Both groups are advocating for better open data policy on their campuses and nationally, and pursuing partnerships with students organizations and other stakeholders.
Data governance entails looking at the potential for harm, weighing risks versus benefits and verifying the reliability of data. One college-specific problem arises with the use of self-reported data, which is often collected from campus surveys. Since it is harder to verify the reliability of this data, they need to make additional risk assessments, according to Ramani.
“I do think it's important to have [usable] information ... but I also think it's critical that there are questions that precede the use of the data,” Prachand says. “What is it that the data might help answer?
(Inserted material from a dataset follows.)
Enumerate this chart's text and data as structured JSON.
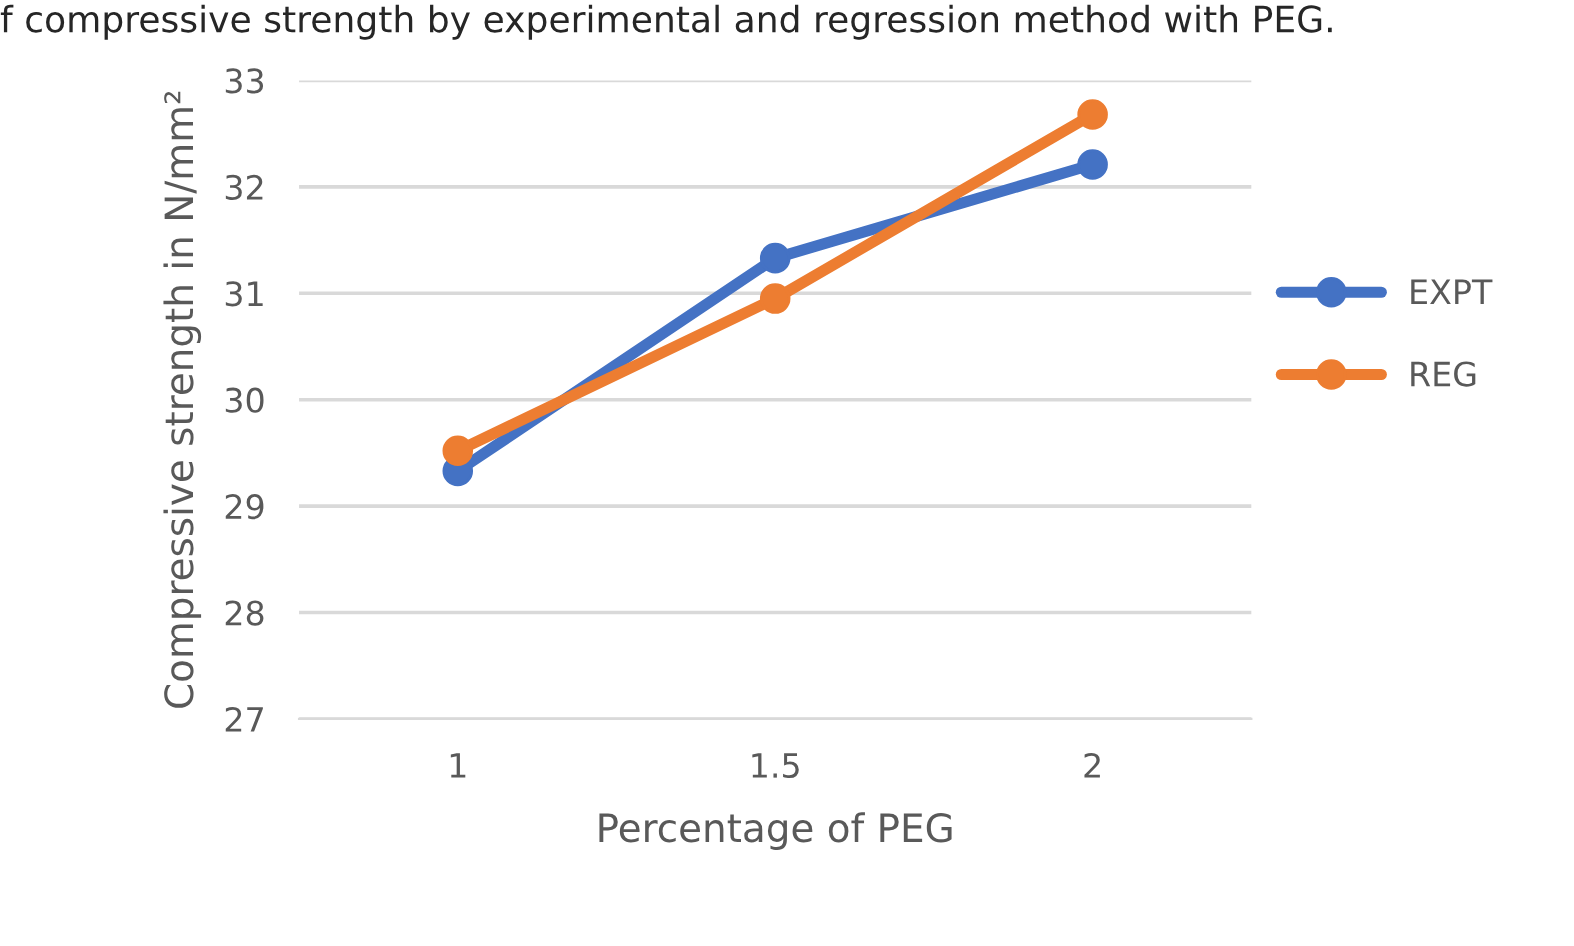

My hope is that this [project] may spark additional interest in asking the question and finding out what data can be available more publicly or in a way or format that is more digestible.”
Some frameworks for student privacy protection already exist. For example, Prachand’s office will not publish demographic data if fewer than five to seven students hold a particular identity and the specificity of the data could put them at risk of identification.
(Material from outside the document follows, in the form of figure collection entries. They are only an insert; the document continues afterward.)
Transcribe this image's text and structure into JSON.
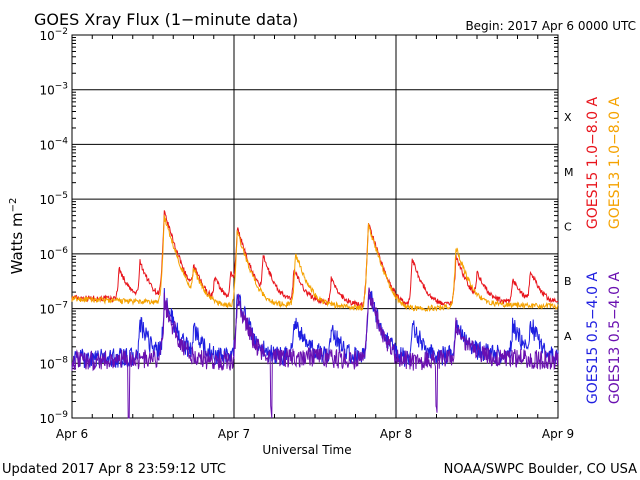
{
  "chart_data": {
    "type": "line",
    "title": "GOES Xray Flux (1−minute data)",
    "begin_label": "Begin:  2017 Apr 6 0000 UTC",
    "xlabel": "Universal Time",
    "ylabel": "Watts m",
    "ylabel_sup": "−2",
    "x_ticks": [
      "Apr 6",
      "Apr 7",
      "Apr 8",
      "Apr 9"
    ],
    "x_range_days": [
      0,
      3
    ],
    "y_scale": "log",
    "ylim": [
      1e-09,
      0.01
    ],
    "y_ticks": [
      {
        "base": "10",
        "exp": "−2"
      },
      {
        "base": "10",
        "exp": "−3"
      },
      {
        "base": "10",
        "exp": "−4"
      },
      {
        "base": "10",
        "exp": "−5"
      },
      {
        "base": "10",
        "exp": "−6"
      },
      {
        "base": "10",
        "exp": "−7"
      },
      {
        "base": "10",
        "exp": "−8"
      },
      {
        "base": "10",
        "exp": "−9"
      }
    ],
    "flare_classes": [
      {
        "label": "X",
        "level": 0.0001
      },
      {
        "label": "M",
        "level": 1e-05
      },
      {
        "label": "C",
        "level": 1e-06
      },
      {
        "label": "B",
        "level": 1e-07
      },
      {
        "label": "A",
        "level": 1e-08
      }
    ],
    "grid": true,
    "series": [
      {
        "name": "GOES15 1.0−8.0 A",
        "color": "#e8141c",
        "band": "long",
        "baseline": [
          [
            0,
            1.6e-07
          ],
          [
            0.5,
            1.4e-07
          ],
          [
            1,
            1.2e-07
          ],
          [
            1.5,
            1.3e-07
          ],
          [
            2,
            1e-07
          ],
          [
            2.5,
            1.3e-07
          ],
          [
            3,
            1.2e-07
          ]
        ],
        "peaks": [
          [
            0.29,
            4e-07
          ],
          [
            0.42,
            5.5e-07
          ],
          [
            0.57,
            5.5e-06
          ],
          [
            0.75,
            4e-07
          ],
          [
            0.88,
            2.3e-07
          ],
          [
            0.98,
            3e-07
          ],
          [
            1.02,
            2.7e-06
          ],
          [
            1.18,
            7e-07
          ],
          [
            1.37,
            4e-07
          ],
          [
            1.6,
            2.2e-07
          ],
          [
            1.83,
            3.5e-06
          ],
          [
            2.1,
            7e-07
          ],
          [
            2.37,
            8e-07
          ],
          [
            2.5,
            3e-07
          ],
          [
            2.72,
            2.2e-07
          ],
          [
            2.83,
            3.6e-07
          ]
        ]
      },
      {
        "name": "GOES13 1.0−8.0 A",
        "color": "#f5a200",
        "band": "long",
        "baseline": [
          [
            0,
            1.5e-07
          ],
          [
            0.5,
            1.3e-07
          ],
          [
            1,
            1.1e-07
          ],
          [
            1.5,
            1.2e-07
          ],
          [
            2,
            9e-08
          ],
          [
            2.5,
            1.2e-07
          ],
          [
            3,
            1.1e-07
          ]
        ],
        "peaks": [
          [
            0.57,
            4.5e-06
          ],
          [
            0.75,
            3.5e-07
          ],
          [
            1.02,
            2.4e-06
          ],
          [
            1.38,
            9e-07
          ],
          [
            1.83,
            3.2e-06
          ],
          [
            2.37,
            1.2e-06
          ]
        ]
      },
      {
        "name": "GOES15 0.5−4.0 A",
        "color": "#1e1ee0",
        "band": "short",
        "baseline": [
          [
            0,
            1.2e-08
          ],
          [
            0.5,
            1.3e-08
          ],
          [
            1,
            1.2e-08
          ],
          [
            1.5,
            1.4e-08
          ],
          [
            2,
            1.1e-08
          ],
          [
            2.5,
            1.5e-08
          ],
          [
            3,
            1.2e-08
          ]
        ],
        "peaks": [
          [
            0.42,
            4e-08
          ],
          [
            0.57,
            1.5e-07
          ],
          [
            0.75,
            3e-08
          ],
          [
            1.02,
            1.7e-07
          ],
          [
            1.37,
            5e-08
          ],
          [
            1.6,
            3e-08
          ],
          [
            1.83,
            2e-07
          ],
          [
            2.1,
            4e-08
          ],
          [
            2.37,
            5e-08
          ],
          [
            2.72,
            4e-08
          ],
          [
            2.83,
            4e-08
          ]
        ]
      },
      {
        "name": "GOES13 0.5−4.0 A",
        "color": "#6a10b0",
        "band": "short",
        "baseline": [
          [
            0,
            1.1e-08
          ],
          [
            0.5,
            1.2e-08
          ],
          [
            1,
            1.1e-08
          ],
          [
            1.5,
            1.3e-08
          ],
          [
            2,
            1e-08
          ],
          [
            2.5,
            1.4e-08
          ],
          [
            3,
            1.1e-08
          ]
        ],
        "peaks": [
          [
            0.57,
            1.2e-07
          ],
          [
            1.02,
            1.4e-07
          ],
          [
            1.83,
            1.7e-07
          ],
          [
            2.37,
            4e-08
          ]
        ],
        "dips": [
          [
            0.35,
            1e-09
          ],
          [
            1.23,
            1.2e-09
          ],
          [
            2.25,
            1.1e-09
          ]
        ]
      }
    ],
    "legend_placement": "right"
  },
  "footer": {
    "updated": "Updated 2017 Apr  8 23:59:12 UTC",
    "source": "NOAA/SWPC Boulder, CO USA"
  }
}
For Marda, the mission of the project goes beyond the data of any one student, reflecting a larger need to safeguard and empower those who are more vulnerable.
“Good data governance isn't just about protecting the privacy of individuals, which is often how it's framed,” Marda says. “It’s not just about harm reduction but also about how we can make sure that open data serves the interests of communities that are often not served by existing systems and stuctures.
In that vein, the open data projects aim to engage student activists, allowing them to organize petitions or letters addressed to the universities around data sets available through the portal. They would also include a website listing data sets that have been requested by community members that the University has failed to provide.
“It’s also about making sure that the concerns of communities at the greatest risk of harm are considered throughout the entire data life cycle, from when data is collected to how it’s cleaned to where it’s published and then how it’s used afterwards,” says Marda.
Dealing with open data can raise ethical concerns, especially in a university context. Questions surrounding the integrity of the data, what data is available, who has access to it and how this can be controlled need to be addressed before any data can be published for public use.
In an effort to collaborate, some students on Northwestern and Stanford’s data teams are working on a handbook for other students to start their own campus data portals, planning to meet once a week in spring quarter to develop the guide. It will include a data governance section that details how to select data and the considerations that need to be taken. While much of the content is borrowed from existing data governance literature, according to Marda and Ramani, the principles had to be distilled to be useful for creating data portals at universities.
Having an institution-wide approach to cleaning up and defining data puts a standard structure in place to catch and rectify errors, Prachand says. He warns, “if we each have our own version, there’s no truth.”